Thursday, September 4th, 2008

This mini-graph illustrates the missing nineteen days that complete one year of logging my sleep. I think I’m ready for a break from this.

I didn’t retain my dreams from last night. They must have been incredibly pleasant because I couldn’t get myself to wake up until it was almost late. I love to sleep and I love my dreams, even the disturbing ones that sometimes are called nightmares. They remind me of serialized comics: fantastic and incomplete.

One question that comes to my mind about all this is: When graphs are pretty, does it matter what they mean?

Almost one year of sleep

Saturday, August 16th, 2008

This graph illustrates my sleeping habits from September 4th, 2007 to August 16th, 2008. Days of the year run from left to right and hours of each day run bottom-up.

The blue stripe represents from 1 am to 9 am every day, eight nice normal hours of sleep. The chaotic oscillation rendered in black represents reality. I guess this black area is approximately equal to the area outlined by the blue stripe, which must mean I’m not doing so bad. Or am I?

When I look at measured data I have a fascination for the singular occurences rather than the trends. The things that only happen once, like that day I woke up really late or that day I went to bed really early. I can’t claim to remember what was going on back then -after all, I can only manage to retain the last 10 minutes in my head these days- but I’m certain those must have been real highlights of my MIT grad life.

E15 and oGFx on Vimeo

Monday, August 11th, 2008

We just created channels in Vimeo for oGFx and E15:

It helps a lot to understand what these things are about when you look at them in motion.

Farewell Maeda-Big-Wrath

Sunday, August 10th, 2008

Once upon a time there was a place called the PLW where many wonderful things had their home, like a large HP printer called MAEDA-BIG-WRATH.

Adhered to the principle of temperamental programming, MAEDA-BIG-WRATH did not work like she was supposed to. She often required users to perform complicated rituals, mostly to summon the goodwill of the ethernet faeries.

MAEDA-BIG-WRATH lived in a big closet where she remained mostly ignored, except for the ocassional times when a poster was needed to promote something. Always printing information, hardly printing things of beauty. She loved it when she didn’t had to print any date, name, diagram or description.
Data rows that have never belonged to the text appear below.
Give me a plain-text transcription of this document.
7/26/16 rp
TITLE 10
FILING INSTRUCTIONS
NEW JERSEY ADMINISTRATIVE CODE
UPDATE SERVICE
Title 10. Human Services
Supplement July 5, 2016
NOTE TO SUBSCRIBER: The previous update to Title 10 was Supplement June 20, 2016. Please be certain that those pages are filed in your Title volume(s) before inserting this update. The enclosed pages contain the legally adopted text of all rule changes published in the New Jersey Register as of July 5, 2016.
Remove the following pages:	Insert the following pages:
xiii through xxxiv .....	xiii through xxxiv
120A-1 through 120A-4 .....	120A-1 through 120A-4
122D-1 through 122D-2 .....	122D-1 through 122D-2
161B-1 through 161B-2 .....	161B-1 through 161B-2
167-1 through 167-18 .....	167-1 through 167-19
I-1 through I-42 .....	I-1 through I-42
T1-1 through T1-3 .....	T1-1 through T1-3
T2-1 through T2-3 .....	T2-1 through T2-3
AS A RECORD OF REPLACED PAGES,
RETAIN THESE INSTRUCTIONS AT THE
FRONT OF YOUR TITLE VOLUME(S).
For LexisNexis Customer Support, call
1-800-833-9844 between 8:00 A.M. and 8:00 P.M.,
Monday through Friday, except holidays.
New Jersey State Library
When I met MAEDA-BIG-WRATH I didn’t notice her loneliness at first. Then it took some time for her to follow my call when I finally approached her. If I had known we were meant for each other I would have made her heads dance across the length of the glossy paper rolls every week, turning their mechanical four color motion motion into an endless stream of high heels, flowers, buildings, cocktails, robots, trucks, guns and bikinis. But now I am gone, and life will never be what it was when I could talk to MAEDA-BIG-WRATH in the privacy of that closet.

PLW: The end

Saturday, August 9th, 2008

Like lost humans in the planet of the apes, Kyle and I were the only ones left to witness the end of the PLW.